Yes, this works, but when preparing my GPS Coordinate output with the TEXT() formula (=TEXT(J4;"##,0000")&","&TEXT(L4;"##,0000")), it does not help when the source cell is formatted as suggestet. So another solution is needed.

Your formula using the TEXT() function works for me as expected. The comma is used as the decimal separator. I misinterpreted an experience. The comma was taken as the idiotic “thousands separator”.
t’s a bad joke anyway to use the comma at the same time as the decimal separator and the coordinate separator.
I’m all but a expert, and just an occasional user of GPS data. Anyway: From my experience it might be preferrable to use the point as the decimal separator in this case, and to leave the misused comma in its place. This will ease global exchange. (And GPS is a global thing basically.)
Even the Germany-based software I (German, resident of Germany) sometimes used, only supported the English-based notation.
=TEXT(J4;"##.0000")&","&TEXT(L4;"##.0000") also works for me in the “German sheet”.

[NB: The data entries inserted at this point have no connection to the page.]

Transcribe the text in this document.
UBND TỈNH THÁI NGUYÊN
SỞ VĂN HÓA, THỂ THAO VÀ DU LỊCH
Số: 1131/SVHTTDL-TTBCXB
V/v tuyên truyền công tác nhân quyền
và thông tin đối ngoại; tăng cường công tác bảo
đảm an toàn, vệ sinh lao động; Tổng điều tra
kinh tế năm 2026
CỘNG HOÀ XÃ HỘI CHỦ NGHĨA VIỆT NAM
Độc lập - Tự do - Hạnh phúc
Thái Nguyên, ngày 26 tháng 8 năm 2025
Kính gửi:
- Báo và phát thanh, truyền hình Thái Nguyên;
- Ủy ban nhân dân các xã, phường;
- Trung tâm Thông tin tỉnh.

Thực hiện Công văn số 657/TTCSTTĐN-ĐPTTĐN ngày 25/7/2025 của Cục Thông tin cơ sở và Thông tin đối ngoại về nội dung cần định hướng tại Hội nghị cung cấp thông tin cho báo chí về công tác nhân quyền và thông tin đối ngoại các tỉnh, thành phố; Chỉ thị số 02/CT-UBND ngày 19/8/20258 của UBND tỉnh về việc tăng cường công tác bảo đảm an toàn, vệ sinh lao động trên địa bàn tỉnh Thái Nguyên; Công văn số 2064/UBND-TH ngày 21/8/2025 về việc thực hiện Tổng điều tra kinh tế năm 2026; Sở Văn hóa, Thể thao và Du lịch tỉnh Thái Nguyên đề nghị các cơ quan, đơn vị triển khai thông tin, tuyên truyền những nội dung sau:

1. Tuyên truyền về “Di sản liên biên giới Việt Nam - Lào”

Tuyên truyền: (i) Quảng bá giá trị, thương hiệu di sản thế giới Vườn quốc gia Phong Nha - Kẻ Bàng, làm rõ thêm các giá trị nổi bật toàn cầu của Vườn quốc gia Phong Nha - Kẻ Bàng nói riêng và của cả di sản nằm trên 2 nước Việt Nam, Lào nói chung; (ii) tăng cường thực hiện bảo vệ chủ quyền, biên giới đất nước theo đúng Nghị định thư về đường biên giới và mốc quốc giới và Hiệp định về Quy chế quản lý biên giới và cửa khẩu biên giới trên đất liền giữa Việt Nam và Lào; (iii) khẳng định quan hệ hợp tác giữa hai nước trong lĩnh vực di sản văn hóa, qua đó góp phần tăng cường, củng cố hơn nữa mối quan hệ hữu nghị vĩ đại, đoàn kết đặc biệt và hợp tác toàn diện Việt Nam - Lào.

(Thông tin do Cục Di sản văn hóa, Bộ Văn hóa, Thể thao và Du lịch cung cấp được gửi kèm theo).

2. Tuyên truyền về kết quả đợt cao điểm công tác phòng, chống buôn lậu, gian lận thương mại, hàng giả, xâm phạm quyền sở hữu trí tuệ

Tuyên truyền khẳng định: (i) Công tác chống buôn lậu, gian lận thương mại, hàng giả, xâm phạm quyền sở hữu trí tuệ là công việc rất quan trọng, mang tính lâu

In a second atttempt it worked. Don’t know the exact difference.
I attached a sheet to the answer. It is set to ‘Numbers’ language “German (Germany)”

Using your attached sheet, shows “3,1416;2,7183”, what is exactly what I do not want :wink:
So it seems to be the only solution (as you suggested) to use the SUBSTITUTE function:
=SUBSTITUTE(TEXT(J3;"##,0000"); “,”; “.”)&","&SUBSTITUTE(TEXT(L3;"##,0000"); “,”; “.”)
It is horrible ;-((

f you don’t experience more horrible things every day, you don’t use office software much.
Congratulations :wink:
BTW: Why do you need NatNum? It’s a nightmareto me. It will help to soon reach a state where we no longer can exchange simple numeric data without asking uncle Google to interpret them for us.

(Sorry! I had inadvertently edited your comment in advance, but hopefully there weren’t left traces.)

Quoting @Pulsar07: “…what is exactly what I do not want ;-)”

I didn’t change my settings to match yours. You may have missed that my locale is en-GB, but the relevant cell was set to the “Numbers-language” de-DE.
As I see it, this demonstrates that the setting for the cell overrides the application setting for TEXT() - and that’s what you probably need. Set the cells where you want to get the result to a “Numbers-language” using the point as its decimal separator. Done! (Hopefully?)

Generally I recommend to globally use an English UI and locale. This way you ease global cooperation (like in this Q&A site e.g.) everything else concerning the doubtable l10n cosmos should be delegated to document settings where possible at all.

I don’t expect, of course, this advice would be accepted by a man usually using Bangla and wanting his numbers to be NatNum formatted. The Babylon mess isn’t cleaned yet. Instead we are busy enforcing it.